Is 600 years the qualifying age for ancient woodland in UK?

Up here in the Frostpit we reckon 300 years, but perhaps that's just a
practical limit to single out some areas more "worthy" of protection
than others. I'd reckon that absolutely all coniferous forest (well...
we don't have much deciduous stuff anyway...:-) ) up here has been
logged at some time or another.

Jostein


2007/7/2, mike wilson <[EMAIL PROTECTED]>:
> Bob W wrote:
> >>Very  nice gallery. Pretty countryside (England looks so
> >>manicured compared
> >>to  California). Age, I think, mainly. How long one has been
> >>settled vs the
> >>other.
> >
> >
> > probably. That part of the country has been inhabited continuously
> > since the end of the last Ice Age, I think. Deforestation happened
> > over several thousand years, and there has been agriculture there for
> > about 6,000 years.

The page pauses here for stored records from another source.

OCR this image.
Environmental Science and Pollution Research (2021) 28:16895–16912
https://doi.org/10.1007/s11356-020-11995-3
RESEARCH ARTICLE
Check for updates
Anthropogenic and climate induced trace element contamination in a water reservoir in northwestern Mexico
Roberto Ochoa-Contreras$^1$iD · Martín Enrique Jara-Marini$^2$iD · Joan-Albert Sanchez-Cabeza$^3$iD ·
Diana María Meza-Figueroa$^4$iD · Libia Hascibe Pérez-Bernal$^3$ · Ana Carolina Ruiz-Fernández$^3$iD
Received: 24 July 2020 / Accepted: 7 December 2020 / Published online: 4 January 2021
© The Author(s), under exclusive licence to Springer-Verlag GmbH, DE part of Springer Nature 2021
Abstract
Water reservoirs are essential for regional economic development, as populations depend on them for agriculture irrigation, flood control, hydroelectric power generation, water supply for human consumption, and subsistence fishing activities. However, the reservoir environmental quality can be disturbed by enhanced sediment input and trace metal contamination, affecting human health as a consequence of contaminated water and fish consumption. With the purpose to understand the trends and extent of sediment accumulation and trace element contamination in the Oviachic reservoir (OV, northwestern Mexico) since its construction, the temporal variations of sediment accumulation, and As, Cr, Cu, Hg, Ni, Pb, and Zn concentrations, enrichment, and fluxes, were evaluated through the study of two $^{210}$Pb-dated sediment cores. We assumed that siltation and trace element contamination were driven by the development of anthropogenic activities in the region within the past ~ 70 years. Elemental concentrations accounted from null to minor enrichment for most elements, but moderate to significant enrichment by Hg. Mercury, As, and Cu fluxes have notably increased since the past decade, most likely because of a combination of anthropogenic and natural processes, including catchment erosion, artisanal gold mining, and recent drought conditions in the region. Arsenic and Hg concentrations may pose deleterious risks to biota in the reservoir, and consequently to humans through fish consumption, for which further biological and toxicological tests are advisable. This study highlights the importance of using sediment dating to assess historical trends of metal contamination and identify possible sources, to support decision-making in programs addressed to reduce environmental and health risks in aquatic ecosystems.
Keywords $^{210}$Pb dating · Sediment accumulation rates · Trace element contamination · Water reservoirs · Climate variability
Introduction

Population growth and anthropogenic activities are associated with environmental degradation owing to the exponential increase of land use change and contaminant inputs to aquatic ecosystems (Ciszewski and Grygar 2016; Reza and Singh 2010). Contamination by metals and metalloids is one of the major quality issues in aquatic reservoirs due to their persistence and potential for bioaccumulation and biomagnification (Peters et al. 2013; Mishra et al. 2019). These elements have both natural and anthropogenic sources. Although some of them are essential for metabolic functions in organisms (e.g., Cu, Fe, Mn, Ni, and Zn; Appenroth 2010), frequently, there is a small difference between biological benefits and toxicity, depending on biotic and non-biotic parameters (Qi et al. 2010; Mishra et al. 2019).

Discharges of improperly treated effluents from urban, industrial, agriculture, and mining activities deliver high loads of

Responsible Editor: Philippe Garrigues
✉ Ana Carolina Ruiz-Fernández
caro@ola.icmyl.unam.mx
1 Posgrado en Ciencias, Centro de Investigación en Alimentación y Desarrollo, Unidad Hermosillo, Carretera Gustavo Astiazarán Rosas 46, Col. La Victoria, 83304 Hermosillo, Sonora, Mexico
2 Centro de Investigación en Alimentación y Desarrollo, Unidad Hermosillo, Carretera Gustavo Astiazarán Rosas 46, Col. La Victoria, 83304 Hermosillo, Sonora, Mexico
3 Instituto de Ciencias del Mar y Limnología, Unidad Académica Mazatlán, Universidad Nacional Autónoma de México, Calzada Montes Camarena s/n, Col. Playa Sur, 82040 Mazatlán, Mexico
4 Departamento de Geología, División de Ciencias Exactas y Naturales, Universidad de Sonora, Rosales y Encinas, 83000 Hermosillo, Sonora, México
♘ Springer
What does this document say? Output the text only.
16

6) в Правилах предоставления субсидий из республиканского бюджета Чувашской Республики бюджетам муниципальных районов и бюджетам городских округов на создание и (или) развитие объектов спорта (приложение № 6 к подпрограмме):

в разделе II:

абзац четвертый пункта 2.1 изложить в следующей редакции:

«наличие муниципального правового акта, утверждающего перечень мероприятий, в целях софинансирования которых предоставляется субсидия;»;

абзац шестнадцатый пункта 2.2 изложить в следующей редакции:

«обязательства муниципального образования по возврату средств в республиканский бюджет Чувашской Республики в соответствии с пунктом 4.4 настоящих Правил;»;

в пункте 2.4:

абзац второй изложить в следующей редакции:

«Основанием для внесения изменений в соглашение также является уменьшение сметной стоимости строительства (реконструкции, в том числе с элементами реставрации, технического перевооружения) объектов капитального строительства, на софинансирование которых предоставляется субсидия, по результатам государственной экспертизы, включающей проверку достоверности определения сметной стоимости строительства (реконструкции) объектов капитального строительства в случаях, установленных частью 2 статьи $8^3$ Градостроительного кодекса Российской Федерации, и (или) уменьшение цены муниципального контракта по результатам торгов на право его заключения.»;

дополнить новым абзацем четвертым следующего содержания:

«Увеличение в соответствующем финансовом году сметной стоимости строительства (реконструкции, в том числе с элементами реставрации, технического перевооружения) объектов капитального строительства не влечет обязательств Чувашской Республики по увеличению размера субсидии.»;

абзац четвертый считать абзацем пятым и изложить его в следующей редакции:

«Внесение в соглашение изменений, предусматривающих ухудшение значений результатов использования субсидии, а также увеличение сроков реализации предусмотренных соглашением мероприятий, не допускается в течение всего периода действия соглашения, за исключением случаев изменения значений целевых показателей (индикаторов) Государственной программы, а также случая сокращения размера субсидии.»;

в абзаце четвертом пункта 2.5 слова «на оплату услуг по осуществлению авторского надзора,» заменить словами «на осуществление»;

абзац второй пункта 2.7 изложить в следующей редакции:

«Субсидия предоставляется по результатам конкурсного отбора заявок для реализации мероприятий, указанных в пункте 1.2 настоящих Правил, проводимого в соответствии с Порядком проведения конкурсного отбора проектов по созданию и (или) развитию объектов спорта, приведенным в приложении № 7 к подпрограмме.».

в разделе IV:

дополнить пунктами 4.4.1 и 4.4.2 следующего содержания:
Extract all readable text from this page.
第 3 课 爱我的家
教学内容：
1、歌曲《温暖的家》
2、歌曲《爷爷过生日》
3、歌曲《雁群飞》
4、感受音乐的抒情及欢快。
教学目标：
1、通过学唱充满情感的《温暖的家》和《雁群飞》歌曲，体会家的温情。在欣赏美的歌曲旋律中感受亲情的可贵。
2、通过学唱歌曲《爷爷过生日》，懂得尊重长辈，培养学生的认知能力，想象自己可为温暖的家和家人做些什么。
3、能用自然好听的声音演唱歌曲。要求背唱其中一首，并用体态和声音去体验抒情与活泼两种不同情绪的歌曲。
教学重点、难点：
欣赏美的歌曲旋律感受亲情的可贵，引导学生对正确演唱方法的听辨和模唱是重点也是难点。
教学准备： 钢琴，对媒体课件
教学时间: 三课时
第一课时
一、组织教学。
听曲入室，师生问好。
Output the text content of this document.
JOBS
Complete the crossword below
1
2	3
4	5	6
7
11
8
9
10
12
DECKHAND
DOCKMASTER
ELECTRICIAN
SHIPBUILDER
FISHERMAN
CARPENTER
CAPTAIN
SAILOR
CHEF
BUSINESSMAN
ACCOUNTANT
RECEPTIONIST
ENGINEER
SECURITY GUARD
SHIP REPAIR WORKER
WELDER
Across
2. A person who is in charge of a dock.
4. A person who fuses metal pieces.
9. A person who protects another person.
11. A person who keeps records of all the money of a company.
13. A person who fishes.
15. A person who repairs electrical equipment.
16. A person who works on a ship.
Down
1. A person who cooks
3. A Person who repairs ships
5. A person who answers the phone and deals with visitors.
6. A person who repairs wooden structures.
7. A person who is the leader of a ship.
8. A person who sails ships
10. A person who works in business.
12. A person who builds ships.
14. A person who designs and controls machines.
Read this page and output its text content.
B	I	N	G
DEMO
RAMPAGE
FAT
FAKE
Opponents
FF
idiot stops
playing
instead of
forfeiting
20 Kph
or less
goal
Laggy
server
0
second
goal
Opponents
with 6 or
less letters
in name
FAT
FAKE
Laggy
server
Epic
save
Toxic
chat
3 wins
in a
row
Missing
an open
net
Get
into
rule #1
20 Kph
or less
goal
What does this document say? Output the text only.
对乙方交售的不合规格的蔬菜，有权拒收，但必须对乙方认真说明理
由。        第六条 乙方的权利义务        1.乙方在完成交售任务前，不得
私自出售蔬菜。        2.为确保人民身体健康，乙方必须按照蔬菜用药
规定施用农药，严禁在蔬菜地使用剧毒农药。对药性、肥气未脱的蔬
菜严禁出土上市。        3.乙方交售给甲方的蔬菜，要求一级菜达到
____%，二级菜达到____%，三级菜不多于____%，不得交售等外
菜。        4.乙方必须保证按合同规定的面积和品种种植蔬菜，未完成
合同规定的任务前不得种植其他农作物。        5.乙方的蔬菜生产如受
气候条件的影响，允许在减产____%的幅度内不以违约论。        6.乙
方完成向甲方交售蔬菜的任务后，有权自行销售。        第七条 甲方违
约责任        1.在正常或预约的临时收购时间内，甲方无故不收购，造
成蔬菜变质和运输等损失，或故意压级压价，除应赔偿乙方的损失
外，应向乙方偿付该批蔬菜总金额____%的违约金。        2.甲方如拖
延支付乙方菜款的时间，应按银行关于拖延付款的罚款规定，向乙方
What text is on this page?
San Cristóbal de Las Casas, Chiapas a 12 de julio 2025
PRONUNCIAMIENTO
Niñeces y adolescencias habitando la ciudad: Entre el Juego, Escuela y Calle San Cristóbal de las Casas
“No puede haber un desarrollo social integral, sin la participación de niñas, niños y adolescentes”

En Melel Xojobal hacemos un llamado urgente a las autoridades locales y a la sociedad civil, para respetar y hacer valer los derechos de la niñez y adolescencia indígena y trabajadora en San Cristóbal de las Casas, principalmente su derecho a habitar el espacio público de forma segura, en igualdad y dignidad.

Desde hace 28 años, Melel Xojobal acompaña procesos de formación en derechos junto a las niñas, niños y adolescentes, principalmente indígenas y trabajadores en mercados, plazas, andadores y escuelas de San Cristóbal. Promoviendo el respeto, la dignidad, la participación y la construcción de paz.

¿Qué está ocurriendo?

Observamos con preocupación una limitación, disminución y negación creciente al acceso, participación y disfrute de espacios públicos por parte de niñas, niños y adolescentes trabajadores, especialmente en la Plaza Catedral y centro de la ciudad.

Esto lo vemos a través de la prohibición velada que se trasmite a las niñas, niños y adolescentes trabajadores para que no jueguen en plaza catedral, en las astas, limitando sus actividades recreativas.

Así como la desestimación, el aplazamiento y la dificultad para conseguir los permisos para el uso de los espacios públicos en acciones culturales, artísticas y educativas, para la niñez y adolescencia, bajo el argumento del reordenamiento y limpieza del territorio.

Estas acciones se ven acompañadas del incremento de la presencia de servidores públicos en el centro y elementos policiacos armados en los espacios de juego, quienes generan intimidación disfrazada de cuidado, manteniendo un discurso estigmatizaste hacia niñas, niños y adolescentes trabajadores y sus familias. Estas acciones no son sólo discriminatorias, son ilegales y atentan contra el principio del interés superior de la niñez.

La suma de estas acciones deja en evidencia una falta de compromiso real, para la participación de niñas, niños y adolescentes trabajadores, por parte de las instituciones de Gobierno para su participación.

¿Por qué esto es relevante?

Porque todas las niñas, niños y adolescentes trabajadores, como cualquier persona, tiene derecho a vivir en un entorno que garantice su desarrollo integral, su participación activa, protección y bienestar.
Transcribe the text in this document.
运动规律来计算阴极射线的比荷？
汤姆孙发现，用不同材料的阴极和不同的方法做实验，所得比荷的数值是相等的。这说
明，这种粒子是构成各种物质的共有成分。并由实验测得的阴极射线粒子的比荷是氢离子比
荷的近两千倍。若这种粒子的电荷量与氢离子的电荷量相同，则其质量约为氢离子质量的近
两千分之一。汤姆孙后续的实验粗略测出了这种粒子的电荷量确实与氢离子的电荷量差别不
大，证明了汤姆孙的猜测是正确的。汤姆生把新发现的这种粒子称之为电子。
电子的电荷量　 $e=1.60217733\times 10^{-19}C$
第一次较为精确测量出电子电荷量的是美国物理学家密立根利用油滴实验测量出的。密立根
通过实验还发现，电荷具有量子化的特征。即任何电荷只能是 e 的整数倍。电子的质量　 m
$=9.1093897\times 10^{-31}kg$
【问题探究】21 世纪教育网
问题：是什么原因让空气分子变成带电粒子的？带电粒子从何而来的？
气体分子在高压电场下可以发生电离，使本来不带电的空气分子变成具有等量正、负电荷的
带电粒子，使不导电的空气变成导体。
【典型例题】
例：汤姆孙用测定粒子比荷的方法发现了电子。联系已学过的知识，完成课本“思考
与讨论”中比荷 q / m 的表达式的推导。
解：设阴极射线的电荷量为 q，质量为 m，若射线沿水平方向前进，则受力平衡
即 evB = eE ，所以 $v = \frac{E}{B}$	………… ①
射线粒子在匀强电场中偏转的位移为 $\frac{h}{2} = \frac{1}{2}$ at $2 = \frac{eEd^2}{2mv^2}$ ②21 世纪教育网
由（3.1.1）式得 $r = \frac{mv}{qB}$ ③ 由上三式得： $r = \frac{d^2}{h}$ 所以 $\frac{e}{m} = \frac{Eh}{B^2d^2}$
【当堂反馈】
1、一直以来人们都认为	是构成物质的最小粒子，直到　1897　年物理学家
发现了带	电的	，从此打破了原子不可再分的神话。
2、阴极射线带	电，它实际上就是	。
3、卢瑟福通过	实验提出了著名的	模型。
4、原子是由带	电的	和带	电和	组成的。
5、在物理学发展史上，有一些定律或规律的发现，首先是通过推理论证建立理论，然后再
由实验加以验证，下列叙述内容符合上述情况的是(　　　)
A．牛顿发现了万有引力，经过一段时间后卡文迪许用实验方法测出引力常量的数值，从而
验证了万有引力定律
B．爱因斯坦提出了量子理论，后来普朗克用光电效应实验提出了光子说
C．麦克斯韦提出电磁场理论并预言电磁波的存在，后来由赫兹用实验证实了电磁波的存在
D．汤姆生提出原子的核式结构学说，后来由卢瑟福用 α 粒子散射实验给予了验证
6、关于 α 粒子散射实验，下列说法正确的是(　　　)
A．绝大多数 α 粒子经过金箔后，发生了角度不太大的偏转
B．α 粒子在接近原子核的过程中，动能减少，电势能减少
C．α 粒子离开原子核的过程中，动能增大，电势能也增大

Dorset grew rich off sheep farming during the
> > Georgian period, and the hedgerows would have been planted following
> > the Enclosures of the 18th (?) century.
> >
> > There are still some primeval woodlands in the region, but not much,
> > so practically the whole countryside is man-made.
>
> Ancient woodland, meaning over about 600 years old.  The only primeval
> (meaning never managed) woodland (and that's debateable) in Europe is on
> the Poland/Belarus border.  Apart from a few blanket and raised bogs,
> the whole of the UK landscape is created by Mankind.